I listen to David Van Tieghem’s These Things Happen while reading selections from Lacan’s Écrits. I intuit in the latter an abiding belief that humanity’s primary tormentors are images of aggressivity, or “imagos of fragmented bodies” formed during childhood. My reading leads to an objectification of prior experience via the concept of “autoscopy.” This concept names experiences whereby individuals perceive themselves or their surrounding environment from positions outside their bodies. Isn’t there an element of autoscopy, though, in precisely that “subjectless” discourse that calls itself “Science”? As evidence of the latter’s utter theoretical inadequacy, its insufficiency at the level of the human subject, I’ll just note here that neuroscientists attribute experiences of autoscopy to “abnormal higher-level self-processing at the temperoparietal junction.” Notice how the self-exiled objectivity of the body predominates in that formulation. Notice, too, the normative heavy lifting performed by the unexamined, unjustified labeling of such experiences as “abnormal.” What about me, though? Aren’t there still traces of science woven into the semantics of these trance-scripts?
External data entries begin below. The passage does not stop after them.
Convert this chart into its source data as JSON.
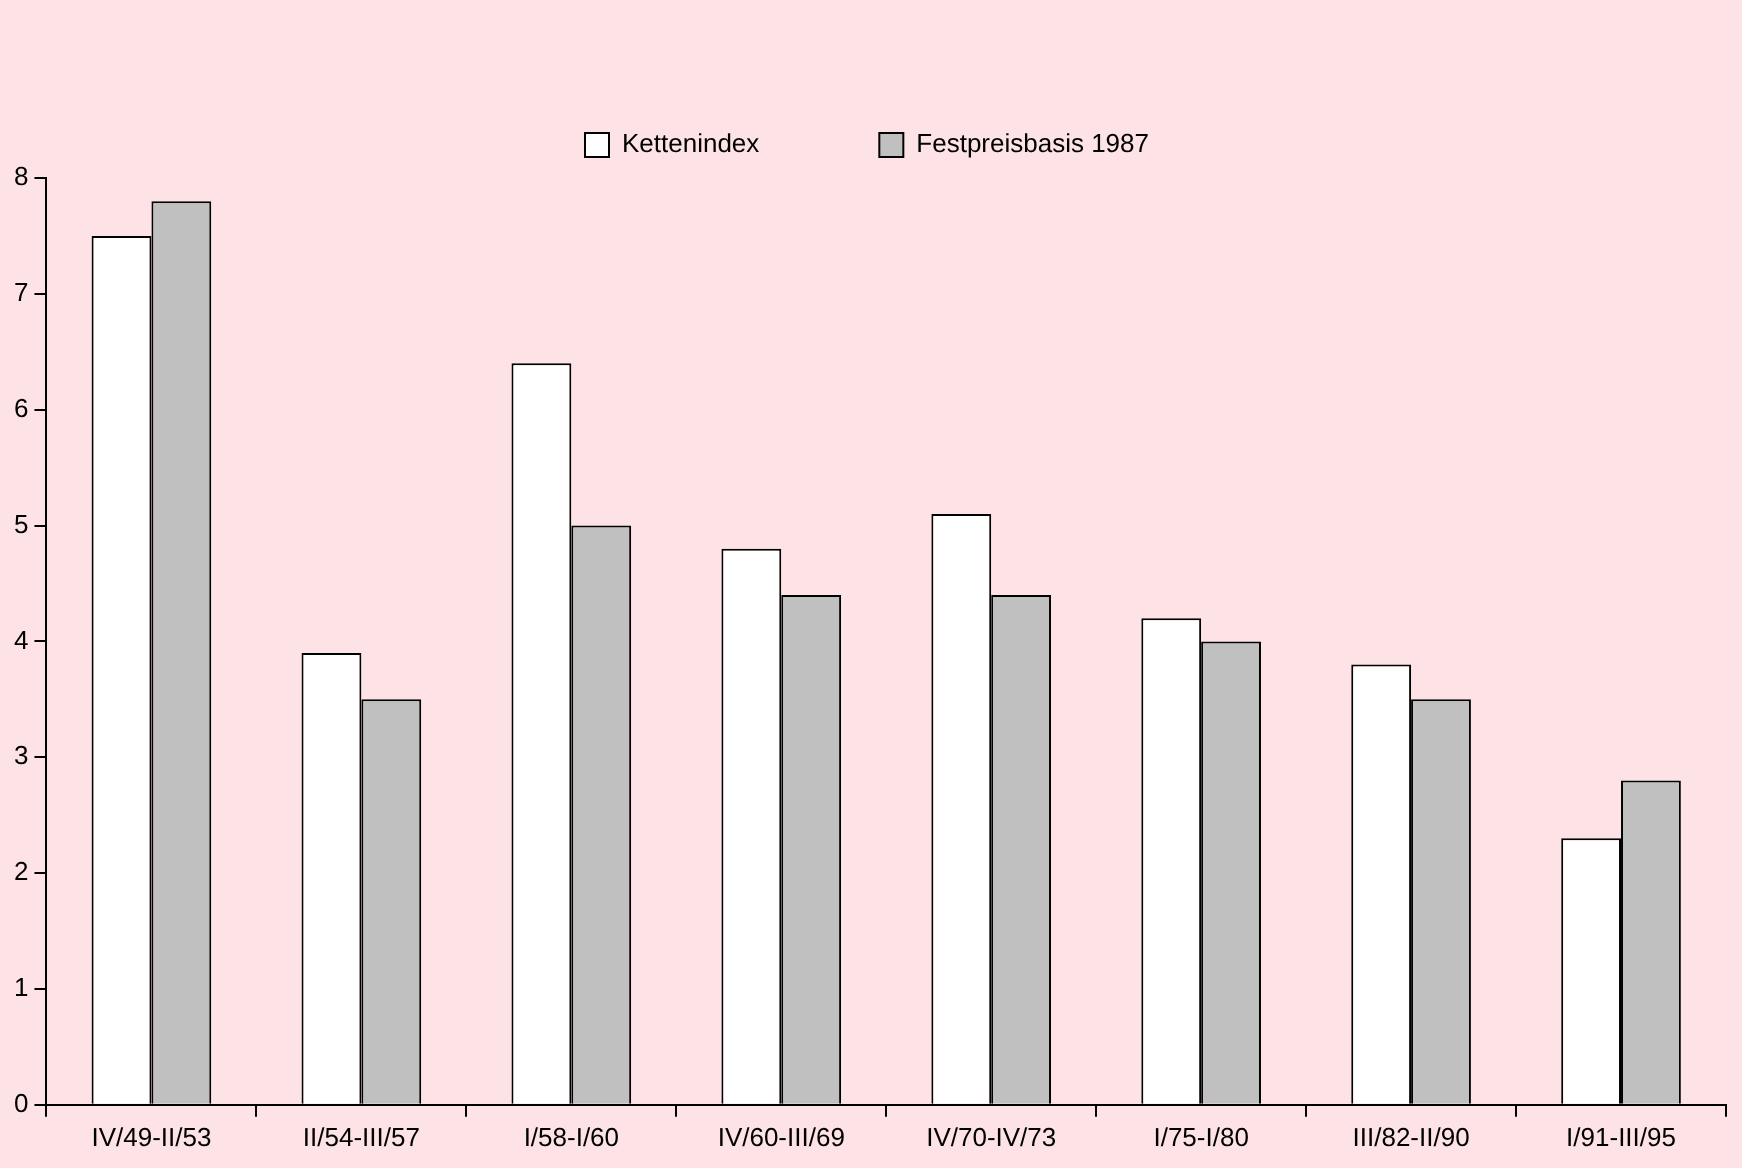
{
  "chart_data": {
    "type": "bar",
    "categories": [
      "IV/49-II/53",
      "II/54-III/57",
      "I/58-I/60",
      "IV/60-III/69",
      "IV/70-IV/73",
      "I/75-I/80",
      "III/82-II/90",
      "I/91-III/95"
    ],
    "series": [
      {
        "name": "Kettenindex",
        "color": "#ffffff",
        "values": [
          7.5,
          3.9,
          6.4,
          4.8,
          5.1,
          4.2,
          3.8,
          2.3
        ]
      },
      {
        "name": "Festpreisbasis 1987",
        "color": "#c0c0c0",
        "values": [
          7.8,
          3.5,
          5.0,
          4.4,
          4.4,
          4.0,
          3.5,
          2.8
        ]
      }
    ],
    "ylim": [
      0,
      8
    ],
    "yticks": [
      0,
      1,
      2,
      3,
      4,
      5,
      6,
      7,
      8
    ],
    "grid": false,
    "legend": "top"
  }
}
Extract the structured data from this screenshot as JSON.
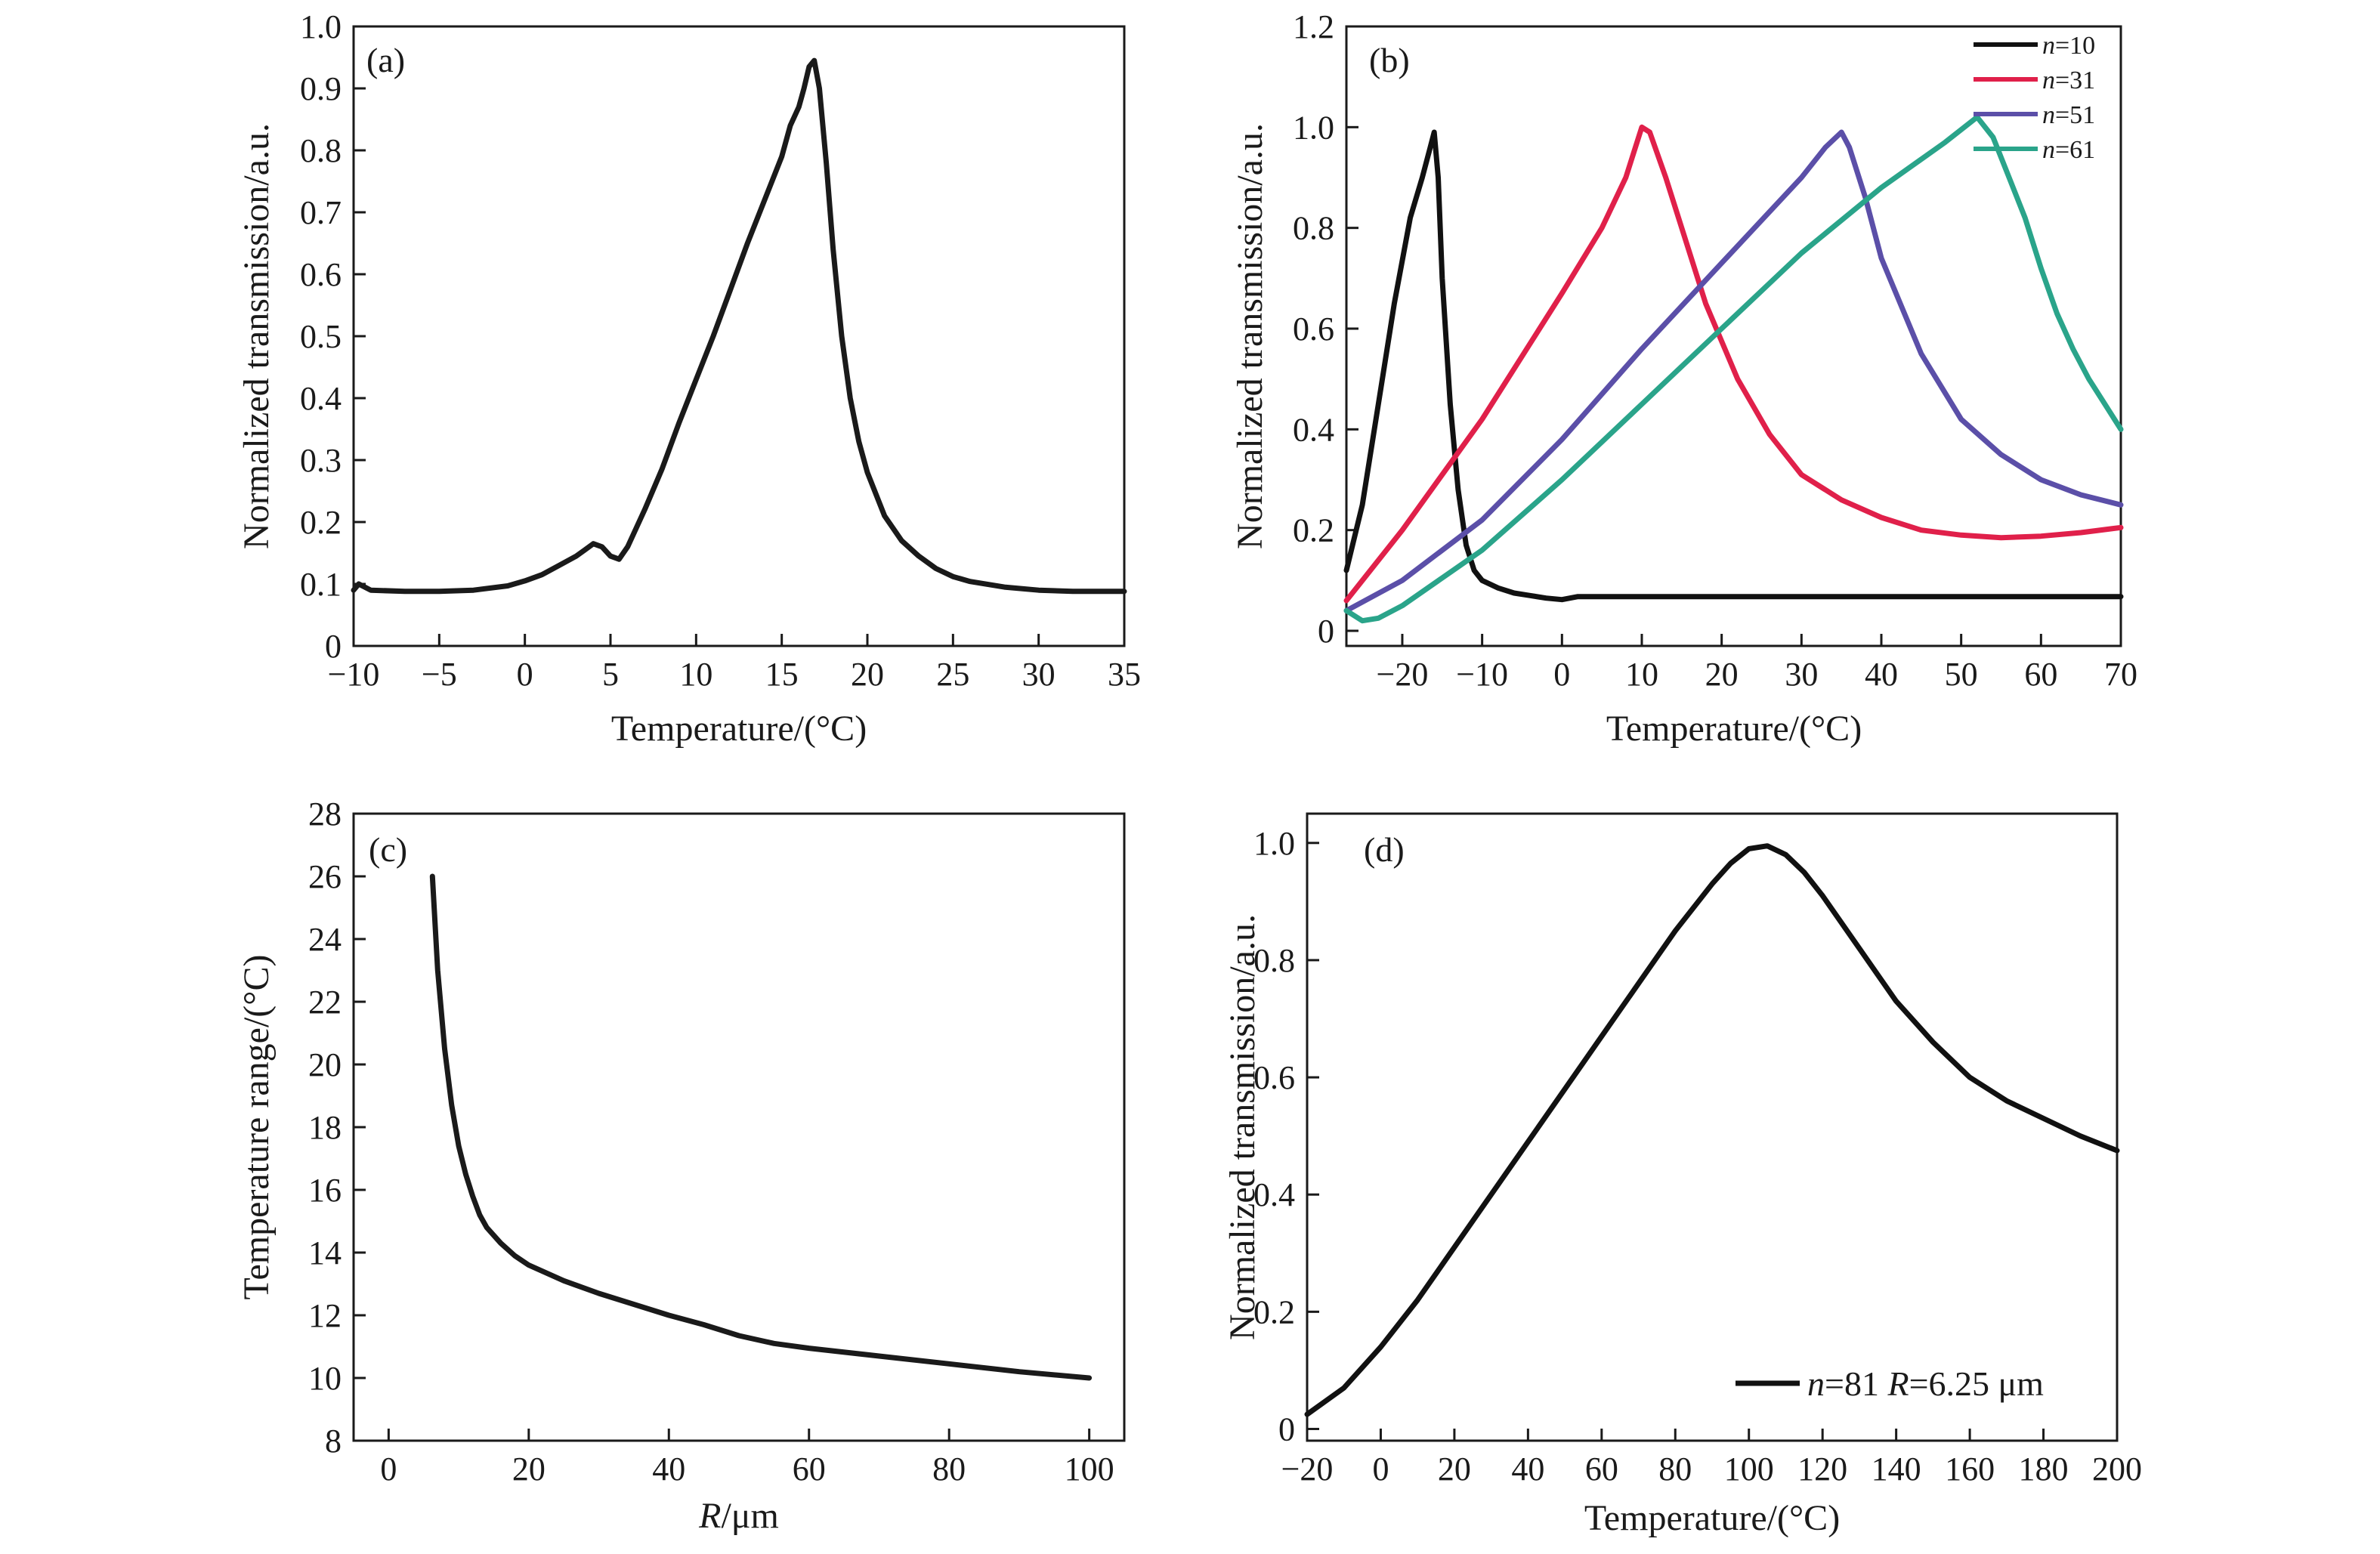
{
  "chart_data": [
    {
      "type": "line",
      "panel_label": "(a)",
      "xlabel": "Temperature/(°C)",
      "ylabel": "Normalized transmission/a.u.",
      "xlim": [
        -10,
        35
      ],
      "ylim": [
        0,
        1.0
      ],
      "xticks": [
        -10,
        -5,
        0,
        5,
        10,
        15,
        20,
        25,
        30,
        35
      ],
      "yticks": [
        0,
        0.1,
        0.2,
        0.3,
        0.4,
        0.5,
        0.6,
        0.7,
        0.8,
        0.9,
        1.0
      ],
      "xtick_labels": [
        "−10",
        "−5",
        "0",
        "5",
        "10",
        "15",
        "20",
        "25",
        "30",
        "35"
      ],
      "ytick_labels": [
        "0",
        "0.1",
        "0.2",
        "0.3",
        "0.4",
        "0.5",
        "0.6",
        "0.7",
        "0.8",
        "0.9",
        "1.0"
      ],
      "series": [
        {
          "color": "#1a1a1a",
          "x": [
            -10,
            -9.7,
            -9,
            -7,
            -5,
            -3,
            -1,
            0,
            1,
            2,
            3,
            3.5,
            4,
            4.5,
            5,
            5.5,
            6,
            7,
            8,
            9,
            10,
            11,
            12,
            13,
            14,
            15,
            15.5,
            16,
            16.3,
            16.6,
            16.9,
            17.2,
            17.6,
            18,
            18.5,
            19,
            19.5,
            20,
            21,
            22,
            23,
            24,
            25,
            26,
            28,
            30,
            32,
            35
          ],
          "y": [
            0.09,
            0.1,
            0.09,
            0.088,
            0.088,
            0.09,
            0.097,
            0.105,
            0.115,
            0.13,
            0.145,
            0.155,
            0.165,
            0.16,
            0.145,
            0.14,
            0.16,
            0.22,
            0.285,
            0.36,
            0.43,
            0.5,
            0.575,
            0.65,
            0.72,
            0.79,
            0.84,
            0.87,
            0.9,
            0.935,
            0.945,
            0.9,
            0.78,
            0.64,
            0.5,
            0.4,
            0.33,
            0.28,
            0.21,
            0.17,
            0.145,
            0.125,
            0.112,
            0.104,
            0.095,
            0.09,
            0.088,
            0.088
          ]
        }
      ]
    },
    {
      "type": "line",
      "panel_label": "(b)",
      "xlabel": "Temperature/(°C)",
      "ylabel": "Normalized transmission/a.u.",
      "xlim": [
        -27,
        70
      ],
      "ylim": [
        -0.03,
        1.2
      ],
      "xticks": [
        -20,
        -10,
        0,
        10,
        20,
        30,
        40,
        50,
        60,
        70
      ],
      "yticks": [
        0,
        0.2,
        0.4,
        0.6,
        0.8,
        1.0,
        1.2
      ],
      "xtick_labels": [
        "−20",
        "−10",
        "0",
        "10",
        "20",
        "30",
        "40",
        "50",
        "60",
        "70"
      ],
      "ytick_labels": [
        "0",
        "0.2",
        "0.4",
        "0.6",
        "0.8",
        "1.0",
        "1.2"
      ],
      "legend": {
        "position": "top-right"
      },
      "series": [
        {
          "name": "n=10",
          "name_italic": "n",
          "name_rest": "=10",
          "color": "#111111",
          "x": [
            -27,
            -25,
            -23,
            -21,
            -19,
            -17.5,
            -16.5,
            -16,
            -15.5,
            -15,
            -14,
            -13,
            -12,
            -11,
            -10,
            -8,
            -6,
            -4,
            -2,
            0,
            2,
            10,
            30,
            50,
            70
          ],
          "y": [
            0.12,
            0.25,
            0.45,
            0.65,
            0.82,
            0.9,
            0.96,
            0.99,
            0.9,
            0.7,
            0.45,
            0.28,
            0.17,
            0.12,
            0.1,
            0.085,
            0.075,
            0.07,
            0.065,
            0.062,
            0.068,
            0.068,
            0.068,
            0.068,
            0.068
          ]
        },
        {
          "name": "n=31",
          "name_italic": "n",
          "name_rest": "=31",
          "color": "#e0204a",
          "x": [
            -27,
            -20,
            -10,
            0,
            5,
            8,
            10,
            11,
            13,
            15,
            18,
            22,
            26,
            30,
            35,
            40,
            45,
            50,
            55,
            60,
            65,
            70
          ],
          "y": [
            0.06,
            0.2,
            0.42,
            0.67,
            0.8,
            0.9,
            1.0,
            0.99,
            0.9,
            0.8,
            0.65,
            0.5,
            0.39,
            0.31,
            0.26,
            0.225,
            0.2,
            0.19,
            0.185,
            0.188,
            0.195,
            0.205
          ]
        },
        {
          "name": "n=51",
          "name_italic": "n",
          "name_rest": "=51",
          "color": "#5b4fa8",
          "x": [
            -27,
            -20,
            -10,
            0,
            10,
            20,
            30,
            33,
            35,
            36,
            38,
            40,
            45,
            50,
            55,
            60,
            65,
            70
          ],
          "y": [
            0.04,
            0.1,
            0.22,
            0.38,
            0.56,
            0.73,
            0.9,
            0.96,
            0.99,
            0.96,
            0.86,
            0.74,
            0.55,
            0.42,
            0.35,
            0.3,
            0.27,
            0.25
          ]
        },
        {
          "name": "n=61",
          "name_italic": "n",
          "name_rest": "=61",
          "color": "#2aa48a",
          "x": [
            -27,
            -25,
            -23,
            -20,
            -10,
            0,
            10,
            20,
            30,
            40,
            48,
            52,
            54,
            56,
            58,
            60,
            62,
            64,
            66,
            68,
            70
          ],
          "y": [
            0.04,
            0.02,
            0.025,
            0.05,
            0.16,
            0.3,
            0.45,
            0.6,
            0.75,
            0.88,
            0.97,
            1.02,
            0.98,
            0.9,
            0.82,
            0.72,
            0.63,
            0.56,
            0.5,
            0.45,
            0.4
          ]
        }
      ]
    },
    {
      "type": "line",
      "panel_label": "(c)",
      "xlabel_italic": "R",
      "xlabel_rest": "/μm",
      "ylabel": "Temperature range/(°C)",
      "xlim": [
        -5,
        105
      ],
      "ylim": [
        8,
        28
      ],
      "xticks": [
        0,
        20,
        40,
        60,
        80,
        100
      ],
      "yticks": [
        8,
        10,
        12,
        14,
        16,
        18,
        20,
        22,
        24,
        26,
        28
      ],
      "xtick_labels": [
        "0",
        "20",
        "40",
        "60",
        "80",
        "100"
      ],
      "ytick_labels": [
        "8",
        "10",
        "12",
        "14",
        "16",
        "18",
        "20",
        "22",
        "24",
        "26",
        "28"
      ],
      "series": [
        {
          "color": "#1a1a1a",
          "x": [
            6.25,
            7,
            8,
            9,
            10,
            11,
            12,
            13,
            14,
            16,
            18,
            20,
            25,
            30,
            35,
            40,
            45,
            50,
            55,
            60,
            70,
            80,
            90,
            100
          ],
          "y": [
            26,
            23,
            20.5,
            18.7,
            17.4,
            16.5,
            15.8,
            15.2,
            14.8,
            14.3,
            13.9,
            13.6,
            13.1,
            12.7,
            12.35,
            12.0,
            11.7,
            11.35,
            11.1,
            10.95,
            10.7,
            10.45,
            10.2,
            10.0
          ]
        }
      ]
    },
    {
      "type": "line",
      "panel_label": "(d)",
      "xlabel": "Temperature/(°C)",
      "ylabel": "Normalized transmission/a.u.",
      "xlim": [
        -20,
        200
      ],
      "ylim": [
        -0.02,
        1.05
      ],
      "xticks": [
        -20,
        0,
        20,
        40,
        60,
        80,
        100,
        120,
        140,
        160,
        180,
        200
      ],
      "yticks": [
        0,
        0.2,
        0.4,
        0.6,
        0.8,
        1.0
      ],
      "xtick_labels": [
        "−20",
        "0",
        "20",
        "40",
        "60",
        "80",
        "100",
        "120",
        "140",
        "160",
        "180",
        "200"
      ],
      "ytick_labels": [
        "0",
        "0.2",
        "0.4",
        "0.6",
        "0.8",
        "1.0"
      ],
      "legend": {
        "position": "bottom-right"
      },
      "series": [
        {
          "name": "n=81 R=6.25 μm",
          "name_parts": [
            "n",
            "=81 ",
            "R",
            "=6.25 μm"
          ],
          "color": "#111111",
          "x": [
            -20,
            -10,
            0,
            10,
            20,
            30,
            40,
            50,
            60,
            70,
            80,
            90,
            95,
            100,
            105,
            110,
            115,
            120,
            130,
            140,
            150,
            160,
            170,
            180,
            190,
            200
          ],
          "y": [
            0.025,
            0.07,
            0.14,
            0.22,
            0.31,
            0.4,
            0.49,
            0.58,
            0.67,
            0.76,
            0.85,
            0.93,
            0.965,
            0.99,
            0.995,
            0.98,
            0.95,
            0.91,
            0.82,
            0.73,
            0.66,
            0.6,
            0.56,
            0.53,
            0.5,
            0.475
          ]
        }
      ]
    }
  ]
}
What aggressive intentions, I wonder, might cause me to self-sabotage my attempts to dialogue with others? That’s probably the main question psychoanalysis asks us to register, is it not? In this way, we take consciousness for a ride, we elevate it.

Sunday May 6, 2018

American Pop-Freudianism, The Twilight Zone, Huxley’s The Doors of Perception, Op art, the psychedelic revolution, the divine paranoia of Philip K. Dick: all of these are approximations at a distance of German Freudo-Marxism and French Surrealism, I convince myself — the concerns, techniques, and affects of the two prior European formations modified through contact with the postwar American culture industry and adapted to suit the conditions of the Cold War. After thinking the matter over, however, I reject this notion of “approximation at a distance,” as it demeans the above phenomena, framing them as if they were mere second-order simulacra. No matter: Famed downtown New York ‘80s DJ Jellybean Benitez gets me dancing, makes me an offer I can’t refuse, with his divine bass-bumping “Wotupski!?!” EP, a copy of which somehow fell into my hands the other day at Goodwill.

It would be a fine record even were it not to include its grand finale, the lavish 8:44 cover of Babe Ruth’s “The Mexican,” a US Dance chart-topper upon the album’s release in 1984. (Note, too, those echoing numbers. A synchronicity, I suppose: a “meaningful coincidence.”) From there, I dig down a bit, I grant myself the supreme pleasure of Bobbi Humphrey’s psychedelic flute-funk freakout, “Fun House.”

And why not? I’ve submitted my grades. I’ve completed the terms of my contract. Out from the realm of necessity, I’ve arrived into the world of summer. The time has come to party. The time has come to get down.